THINKING AND FEELING
It is believed that the type of feelings and emotions that each one of us experiences is in some type of way, shape or form, influenced by external events, other people’s behaviours, and situations. For instance, we’re sure you’ve a number of times heard someone say, “My husband/wife made me so angry,” or “The delays made the trip suck,” or “My boss always makes me nervous,” or “That missed opportunity made him/her depressed.”
You can obviously see the underlying assumptions in all those statements, right? There’s always something or someone making us experience the feelings or emotions that we’re experiencing at that moment. And here’s the kicker; we always come to these conclusions without even thinking twice whether the assumptions are true or not. The fact is, if we just take a minute to stop and analyze the situation, we would all realize that there’s actually a step in-between that external situation, and the emotional response.
How Our Thoughts Influence Our Feelings
In our honest opinion, what really makes us respond or feel the way we do is not the words, actions, or even the situation that you have been placed. It’s actually the way we perceive that another person’s actions or the situation. You’ll only feel the way you do because there’s a way you see something or someone. In other words, our thoughts and beliefs are the main influences on our emotions and actions.
Here’s an example. Let’s say you’ve showed up to a party and the host of the event introduced you to Karen. While all of you are talking, you quickly notice that she rarely looks at you. Her focus is on other people in the room. How would that make you feel? You’ll think she’s rude, right? And if you’re the type of person who’s insecure about their looks, you’ll think maybe she doesn’t want to look at you because she doesn’t find you attractive. But what if you took the positive-thinking route? Instead of focusing on the negatives, you could be thinking maybe she’s waiting for a friend to show up and that’s why she keeps looking at the door. That will definitely make you feel a lot better, right? So, if you take a closer look at all those thoughts that we’ve looked into, you’ll realize that those are three very different emotions. And the point is, we rarely focus on our thoughts, but more on how we feel.
What Am I Feeling?
Knowing exactly what you feel is not always easy and even when you do, you probably won’t know how to put those feelings into words. Let’s look at some words that could help you describe your feelings. We hope this will be a useful starting point for someone looking to understand the connection between an individual’s thoughts, and their feelings.
Half of the time we drive a car or walk, we’re not really conscious. And that’s the same state that we’re in when thinking. According to psychologists, our thinking is so habitual to a point we rarely know when we’re doing it. Our brains will keep on changing these thoughts and ideas so quickly and we won’t have a clue of what’s going on. And we cannot slow them down because we’re not really accustomed to a slower pace.
Three Types Of Automatic Thoughts
Neutral Thought: “Today is a good day to have pasta for lunch.”
Positive Thought: “Mathematics is a subject that I can be really good at!”
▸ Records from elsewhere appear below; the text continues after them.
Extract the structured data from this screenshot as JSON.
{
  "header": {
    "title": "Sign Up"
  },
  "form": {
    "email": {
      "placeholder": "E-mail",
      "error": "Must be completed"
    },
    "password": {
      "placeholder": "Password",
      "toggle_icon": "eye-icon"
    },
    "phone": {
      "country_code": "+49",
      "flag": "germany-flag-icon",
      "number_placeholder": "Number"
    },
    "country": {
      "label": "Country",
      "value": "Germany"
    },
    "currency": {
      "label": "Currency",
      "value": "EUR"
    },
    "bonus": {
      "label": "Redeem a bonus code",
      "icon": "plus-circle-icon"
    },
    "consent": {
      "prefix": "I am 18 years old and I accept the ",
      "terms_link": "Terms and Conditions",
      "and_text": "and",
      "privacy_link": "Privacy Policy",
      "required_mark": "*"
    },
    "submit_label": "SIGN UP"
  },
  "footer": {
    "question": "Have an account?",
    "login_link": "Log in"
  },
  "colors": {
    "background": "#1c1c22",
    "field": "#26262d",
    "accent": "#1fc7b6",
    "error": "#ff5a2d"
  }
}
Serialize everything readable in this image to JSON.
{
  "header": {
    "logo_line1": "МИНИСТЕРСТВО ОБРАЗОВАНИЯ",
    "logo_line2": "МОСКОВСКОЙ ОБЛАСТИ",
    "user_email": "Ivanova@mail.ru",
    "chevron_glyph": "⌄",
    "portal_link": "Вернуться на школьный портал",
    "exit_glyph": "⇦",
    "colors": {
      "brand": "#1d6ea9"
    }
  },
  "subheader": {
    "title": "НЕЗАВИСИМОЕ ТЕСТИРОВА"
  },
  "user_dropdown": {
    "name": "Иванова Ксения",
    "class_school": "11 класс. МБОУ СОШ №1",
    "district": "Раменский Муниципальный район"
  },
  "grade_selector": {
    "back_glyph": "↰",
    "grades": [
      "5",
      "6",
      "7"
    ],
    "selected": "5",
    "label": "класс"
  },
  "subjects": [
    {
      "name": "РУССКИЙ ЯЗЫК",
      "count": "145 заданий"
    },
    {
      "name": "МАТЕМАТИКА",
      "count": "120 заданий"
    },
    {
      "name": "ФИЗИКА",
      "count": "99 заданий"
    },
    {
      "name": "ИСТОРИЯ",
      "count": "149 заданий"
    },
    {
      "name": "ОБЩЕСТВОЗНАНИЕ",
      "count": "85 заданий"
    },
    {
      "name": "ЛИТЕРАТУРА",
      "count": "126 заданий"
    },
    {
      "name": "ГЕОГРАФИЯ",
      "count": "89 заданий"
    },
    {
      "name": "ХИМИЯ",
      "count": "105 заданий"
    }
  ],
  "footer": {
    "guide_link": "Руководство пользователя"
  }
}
Negative Thought: “I have a short concentration span. Wow! I must be stupid”
Most of the time automatic thought will be all about concerns or worries, but sometimes they are about the things that we once heard, saw, or learned. You can see from the examples above that negative thoughts are the kind of thoughts that usually caused us emotional distress. Depressed people will always think negatively about themselves. They’ll think negatively about the world, their future, and even friends or family.
Feelings Are Not Thoughts
We understand that trying to distinguish thoughts from feelings can be pretty confusing but you have to try harder. From time to time, you’ll find authors use these two terms interchangeably but they are more powerful when sued separately. For example, You’ll hear someone say, “I think I’m just nervous for no reason.” That’s a thought. But when they say, “I feel nervous,” that thought quickly became a feeling.
You’ll only understand what you’re going through if you’re able to differentiate your thoughts from your feelings. Thinking influences feelings. So it goes without saying that they only way you’ll be able to feel better is by changing your general thoughts.